The company’s shares are currently down 42% from a year earlier.
On Wednesday, The Children’s Place reported its third-quarter earnings, and the results were not what analysts were hoping to see. The company managed to barely beat earnings expectations, but its revenue fell short of Wall Street’s guidance.
And management painted a grim outlook for its holiday sales, saying competition from stores like Target could derail sales. This caused the company’s shares to drop more than 20% on Wednesday.
Here is a closer look at the company’s problematic third-quarter, and what we can expect from The Children’s Place going forward.
The Children’s Place misses Q3 targets
It wasn’t all bad news for The Children’s Place during the third quarter. The retailer did manage to beat earnings expectations, and the company’s revenue and comparable sales are up from a year earlier.

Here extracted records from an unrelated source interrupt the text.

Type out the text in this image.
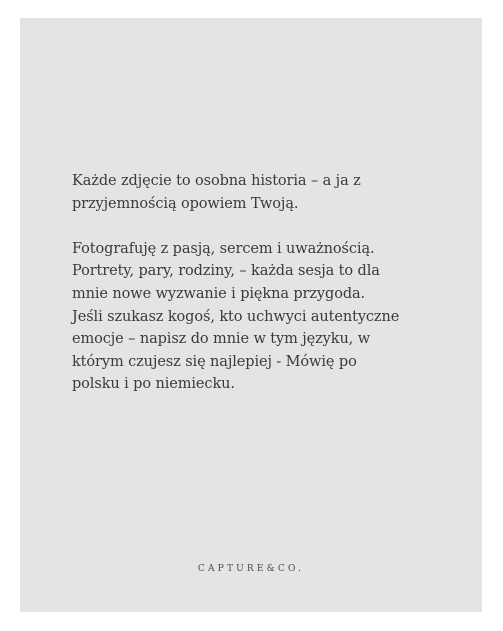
Każde zdjęcie to osobna historia – a ja z
przyjemnością opowiem Twoją.

Fotografuję z pasją, sercem i uważnością.
Portrety, pary, rodziny, – każda sesja to dla
mnie nowe wyzwanie i piękna przygoda.
Jeśli szukasz kogoś, kto uchwyci autentyczne
emocje – napisz do mnie w tym języku, w
którym czujesz się najlepiej - Mówię po
polsku i po niemiecku.

CAPTURE&CO.
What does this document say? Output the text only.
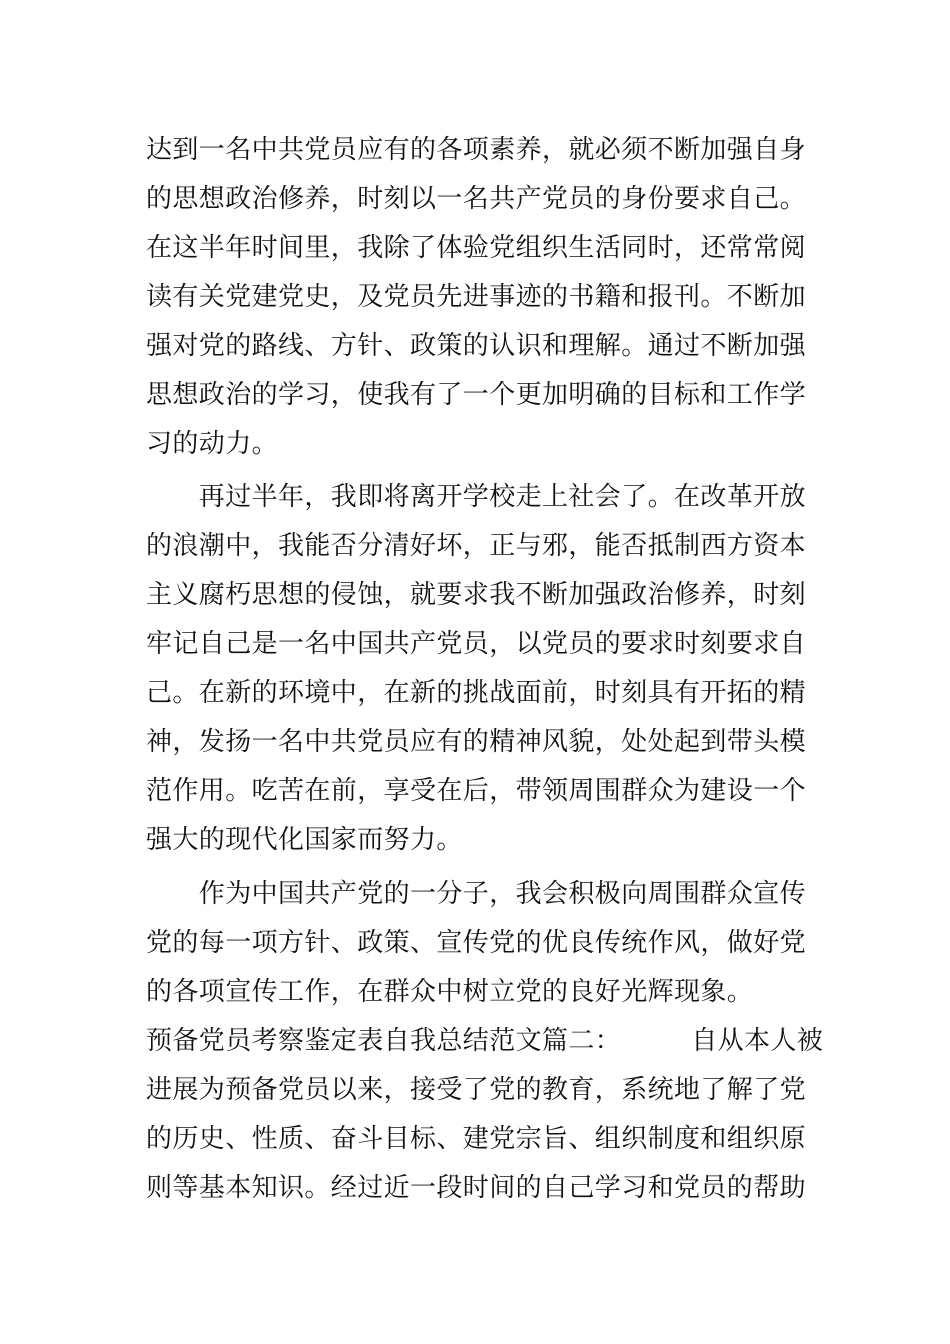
达到一名中共党员应有的各项素养，就必须不断加强自身
的思想政治修养，时刻以一名共产党员的身份要求自己。
在这半年时间里，我除了体验党组织生活同时，还常常阅
读有关党建党史，及党员先进事迹的书籍和报刊。不断加
强对党的路线、方针、政策的认识和理解。通过不断加强
思想政治的学习，使我有了一个更加明确的目标和工作学
习的动力。
　　再过半年，我即将离开学校走上社会了。在改革开放
的浪潮中，我能否分清好坏，正与邪，能否抵制西方资本
主义腐朽思想的侵蚀，就要求我不断加强政治修养，时刻
牢记自己是一名中国共产党员，以党员的要求时刻要求自
己。在新的环境中，在新的挑战面前，时刻具有开拓的精
神，发扬一名中共党员应有的精神风貌，处处起到带头模
范作用。吃苦在前，享受在后，带领周围群众为建设一个
强大的现代化国家而努力。
　　作为中国共产党的一分子，我会积极向周围群众宣传
党的每一项方针、政策、宣传党的优良传统作风，做好党
的各项宣传工作，在群众中树立党的良好光辉现象。
预备党员考察鉴定表自我总结范文篇二：	自从本人被
进展为预备党员以来，接受了党的教育，系统地了解了党
的历史、性质、奋斗目标、建党宗旨、组织制度和组织原
则等基本知识。经过近一段时间的自己学习和党员的帮助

But that’s pretty much where the good news ends. The company’s revenue rose 0.4% to reach $524.8 million, but that’s a far cry from forecasts of $534 million.

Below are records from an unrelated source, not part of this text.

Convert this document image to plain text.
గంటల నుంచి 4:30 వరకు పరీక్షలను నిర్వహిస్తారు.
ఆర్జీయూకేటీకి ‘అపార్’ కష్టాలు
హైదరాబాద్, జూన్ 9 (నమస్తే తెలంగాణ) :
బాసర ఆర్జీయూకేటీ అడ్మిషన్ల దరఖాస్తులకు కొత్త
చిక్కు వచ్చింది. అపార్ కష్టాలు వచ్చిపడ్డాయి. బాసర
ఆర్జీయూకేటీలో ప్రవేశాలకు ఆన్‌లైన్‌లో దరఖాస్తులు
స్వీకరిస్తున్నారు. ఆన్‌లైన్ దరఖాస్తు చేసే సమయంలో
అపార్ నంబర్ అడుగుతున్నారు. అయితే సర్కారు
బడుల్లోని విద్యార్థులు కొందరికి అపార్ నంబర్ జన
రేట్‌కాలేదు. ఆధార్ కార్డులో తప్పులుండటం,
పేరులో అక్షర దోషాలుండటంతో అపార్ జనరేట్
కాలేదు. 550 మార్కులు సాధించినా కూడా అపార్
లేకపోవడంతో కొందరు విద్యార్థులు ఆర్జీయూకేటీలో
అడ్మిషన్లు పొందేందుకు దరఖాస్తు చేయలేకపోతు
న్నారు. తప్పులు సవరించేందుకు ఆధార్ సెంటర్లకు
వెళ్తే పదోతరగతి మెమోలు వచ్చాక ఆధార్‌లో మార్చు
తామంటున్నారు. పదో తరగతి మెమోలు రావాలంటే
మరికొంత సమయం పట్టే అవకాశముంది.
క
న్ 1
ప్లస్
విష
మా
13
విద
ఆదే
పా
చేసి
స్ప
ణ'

And while The Children’s Place saw its comparable sales rise 0.8%, this falls short of the company’s own guidance of between 3% and 4%. But the company’s low fourth-quarter guidance is the main culprit for its declining shares.
Management expects its fourth-quarter revenue to fall between $504 million and $509 million. This number is substantially lower than the previous revenue estimates of $555.1 million.

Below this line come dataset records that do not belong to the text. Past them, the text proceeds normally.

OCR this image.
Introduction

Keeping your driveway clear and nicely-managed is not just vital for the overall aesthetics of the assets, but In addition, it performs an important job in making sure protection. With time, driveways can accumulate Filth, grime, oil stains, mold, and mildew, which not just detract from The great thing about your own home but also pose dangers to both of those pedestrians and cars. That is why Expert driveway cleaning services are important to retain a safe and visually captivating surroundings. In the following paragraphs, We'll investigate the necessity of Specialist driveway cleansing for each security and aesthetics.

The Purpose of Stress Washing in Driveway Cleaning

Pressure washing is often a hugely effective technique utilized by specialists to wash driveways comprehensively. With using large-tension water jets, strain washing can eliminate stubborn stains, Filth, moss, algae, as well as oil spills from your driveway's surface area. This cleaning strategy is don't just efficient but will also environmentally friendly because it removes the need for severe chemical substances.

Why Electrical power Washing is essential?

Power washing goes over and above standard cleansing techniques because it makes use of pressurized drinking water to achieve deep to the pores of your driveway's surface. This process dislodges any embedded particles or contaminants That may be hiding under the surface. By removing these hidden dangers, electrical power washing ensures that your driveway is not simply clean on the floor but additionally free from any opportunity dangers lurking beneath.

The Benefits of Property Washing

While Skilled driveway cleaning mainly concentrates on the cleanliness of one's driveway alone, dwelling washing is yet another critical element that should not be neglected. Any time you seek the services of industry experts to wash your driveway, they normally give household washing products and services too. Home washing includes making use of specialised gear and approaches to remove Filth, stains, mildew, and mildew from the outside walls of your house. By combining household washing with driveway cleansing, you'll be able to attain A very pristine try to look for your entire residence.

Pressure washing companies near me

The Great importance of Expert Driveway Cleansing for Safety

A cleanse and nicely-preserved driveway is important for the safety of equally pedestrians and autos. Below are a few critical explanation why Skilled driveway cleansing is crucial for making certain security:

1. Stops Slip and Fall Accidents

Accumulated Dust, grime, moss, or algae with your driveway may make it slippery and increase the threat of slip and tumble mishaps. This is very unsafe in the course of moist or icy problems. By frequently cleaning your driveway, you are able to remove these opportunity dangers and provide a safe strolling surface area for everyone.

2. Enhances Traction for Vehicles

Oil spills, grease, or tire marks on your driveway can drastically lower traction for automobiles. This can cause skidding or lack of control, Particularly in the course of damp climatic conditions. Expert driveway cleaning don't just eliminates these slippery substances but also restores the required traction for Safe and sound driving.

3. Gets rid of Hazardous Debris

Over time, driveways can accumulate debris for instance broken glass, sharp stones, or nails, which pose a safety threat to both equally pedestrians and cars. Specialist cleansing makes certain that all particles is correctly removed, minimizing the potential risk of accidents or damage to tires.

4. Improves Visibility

The Children’s Place CEO Jane Elfers said the company had a robust back-to-school season but blamed the revenue miss on warm weather and declining mall traffic.
Warm weather seems like an unlikely culprit, but declining mall traffic is a very real problem for The Children’s Place. And it has the potential to derail the company’s relaunch of the Gymboree brand.
Not to mention, the company faces stiff competition from stores like Target and Gap, which offer their own children’s clothing lines. Overall, The Children’s Place is considered a hold on Wall Street with a potential upside of 7%.